Question: What types of signs, in our mouth, should we be aware of as signs of underlying illnesses?
Dr. Steven Lin: Issues like white patches on the inner cheek and tongue could be a sign of oral lichen planus, an auto-immune condition that begins in the gut.
Mouth ulcers may show signs of digestive issues or immune problems.
A swollen or red tongue may signal nutrient deficiencies like vitamin B12.
Question: What do crooked teeth and decay tell us about our health?
Dr. Steven Lin: Crooked teeth mean your jaws haven't grown enough to fit them in. By definition it means your airways are also deprived of space.
When the skeletal system and airway aren't developed it can link to postural problems, sleep disorders, and conditions like teeth grinding that indicate an underlying breathing issue.
Question: What types of food are best for mouth and all over health?
Dr. Steven Lin: The key to strong teeth and healthy gums are eating enough of the fat soluble vitamins A, D, and K2. These are found in well sourced animal products in their most active forms. Think whole eggs, butter, and fatty cuts of meat for good sources of these foods.
Question: How long after eating should we wait until brushing our teeth?

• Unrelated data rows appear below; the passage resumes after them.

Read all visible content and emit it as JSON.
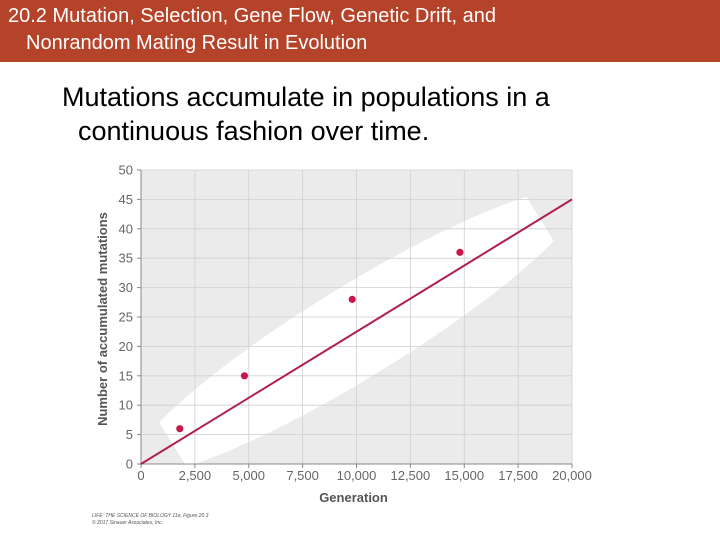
{
  "header": {
    "title_line1": "20.2 Mutation, Selection, Gene Flow, Genetic Drift, and",
    "title_line2": "Nonrandom Mating Result in Evolution",
    "background_color": "#b5432a"
  },
  "content": {
    "bullet_line1": "Mutations accumulate in populations in a",
    "bullet_line2": "continuous fashion over time."
  },
  "credit": {
    "line1": "LIFE: THE SCIENCE OF BIOLOGY 11e, Figure 20.3",
    "line2": "© 2017 Sinauer Associates, Inc."
  },
  "chart_data": {
    "type": "scatter",
    "xlabel": "Generation",
    "ylabel": "Number of accumulated mutations",
    "xlim": [
      0,
      20000
    ],
    "ylim": [
      0,
      50
    ],
    "x_ticks": [
      "0",
      "2,500",
      "5,000",
      "7,500",
      "10,000",
      "12,500",
      "15,000",
      "17,500",
      "20,000"
    ],
    "y_ticks": [
      "0",
      "5",
      "10",
      "15",
      "20",
      "25",
      "30",
      "35",
      "40",
      "45",
      "50"
    ],
    "grid": true,
    "points": [
      {
        "x": 1800,
        "y": 6
      },
      {
        "x": 4800,
        "y": 15
      },
      {
        "x": 9800,
        "y": 28
      },
      {
        "x": 14800,
        "y": 36
      }
    ],
    "fit_line": {
      "x": [
        0,
        20000
      ],
      "y": [
        0,
        45
      ]
    },
    "colors": {
      "points": "#c8174a",
      "line": "#b0204a",
      "band": "#ffffff",
      "plot_bg": "#ebebeb"
    }
  }
}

Dr. Steven Lin: At least 30 minutes, eating can trigger a decrease in saliva pH which may cause enamel erosion if you brush too soon.

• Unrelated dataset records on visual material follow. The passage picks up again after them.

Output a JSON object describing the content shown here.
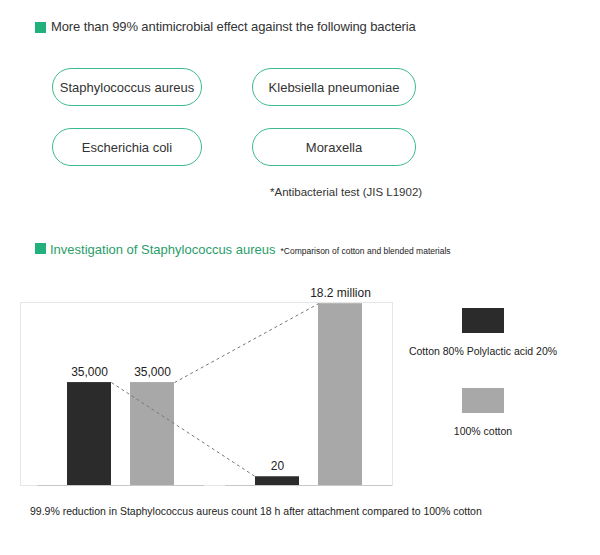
{
  "heading": "More than 99% antimicrobial effect against the following bacteria",
  "bacteria": [
    "Staphylococcus aureus",
    "Klebsiella pneumoniae",
    "Escherichia coli",
    "Moraxella"
  ],
  "footnote": "*Antibacterial test (JIS L1902)",
  "chart_data": {
    "type": "bar",
    "title": "Investigation of Staphylococcus aureus",
    "subtitle": "*Comparison of cotton and blended materials",
    "caption": "99.9% reduction in Staphylococcus aureus count 18 h after attachment compared to 100% cotton",
    "categories": [
      null,
      null
    ],
    "series": [
      {
        "name": "Cotton 80% Polylactic acid 20%",
        "color": "#2b2b2b",
        "values": [
          35000,
          20
        ],
        "value_labels": [
          "35,000",
          "20"
        ]
      },
      {
        "name": "100% cotton",
        "color": "#a8a8a8",
        "values": [
          35000,
          18200000
        ],
        "value_labels": [
          "35,000",
          "18.2 million"
        ]
      }
    ],
    "log": "y",
    "ylim": [
      10,
      20000000
    ],
    "yticks": [],
    "tick_labels": false,
    "grid": false,
    "data_labels": true,
    "legend": "right"
  }
}
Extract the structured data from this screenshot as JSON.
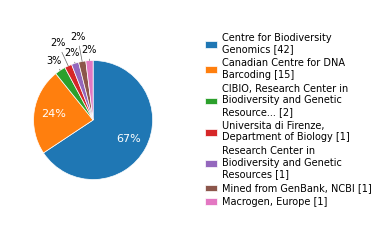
{
  "chart_data": {
    "type": "pie",
    "labels": [
      "Centre for Biodiversity\nGenomics [42]",
      "Canadian Centre for DNA\nBarcoding [15]",
      "CIBIO, Research Center in\nBiodiversity and Genetic\nResource... [2]",
      "Universita di Firenze,\nDepartment of Biology [1]",
      "Research Center in\nBiodiversity and Genetic\nResources [1]",
      "Mined from GenBank, NCBI [1]",
      "Macrogen, Europe [1]"
    ],
    "values": [
      67,
      24,
      3,
      2,
      2,
      2,
      2
    ],
    "value_labels": [
      "67%",
      "24%",
      "3%",
      "2%",
      "2%",
      "2%",
      "2%"
    ],
    "data_labels": true,
    "legend": "right"
  }
}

Question: Why did you decide to write The Dental Diet?
Dr. Steven Lin: I was finding that my patients asked me more and more questions about their teeth and health that I didn't have the answers for.
It began to bother me and I wondered if I could practice as a dentist for my whole life, just fixing sick mouths.
I took some time away from work to ponder my life and ended up in a travellers hostel in Istanbul Turkey, where a shared reading shelf was.
A boon by the name -Nutrition and Physical Degeneration' by Weston A Price caught my eye. It's a fascinating book about a dentist's world-wide journey to find the cause of dental problems, which he believed began with eating the wrong foods.
From there I was thrown into a world of history, science, and the realisation that our mouths are cardinal signs for what we should be eating.
Question: Can you tell us about what's included in The Dental Diet?
Dr. Steven Lin: Whole, well-sourced foods that feed the oral micro-biome and nourish your bones and teeth with fat soluble vitamins.
These include: egg yolks, whole fat butter and cheese, organ meats, probiotic fermented foods and plenty of fresh and varied vegetables.
Question: Are you able to share a recipe from The Dental Diet, with us?
Dr. Steven Lin: Red Butter Roast Beef
1.5 kg topside of beef
2 medium onions
1 whole broccoli
1 bulb of garlic
4 tablespoons of butter
1 tablespoon of paprika
1 table spoon of cayenne pepper
3 tablespoons of sea salt
1 bunch of fresh thyme
Preheat oven 475 degrees.
Heat butter in microwave until melted
Cut and place broccoli, garlic, carrots and thyme into the middle of a large roasting tray.
Combine left over butter with salt, cayenne and paprika
Drizzle beef with red butter and place on vegetables
Turn oven down to 400 degrees and place tray in. Every 20 minutes re-glaze the beef and vegetables to prevent drying. Cook for 60 minutes for medium. For medium rare take out 10-15 minutes earlier. For well-done 10-15 minutes more.
Place any left overs in the fridge for snacks or a savory breakfast
Question: Is it possible to prevent the need for braces? If so, how?
Dr. Steven Lin: Parents can pick up the early signs of dental growth in kids. The first step is to feed them nourishing foods teeth, bones and a healthy gut. Then oral function such as tongue and lip ties, mouth breathing, allergies, swollen tonsils, and head posture can tell us if they are functioning for wide, healthy jaws that house straight teeth.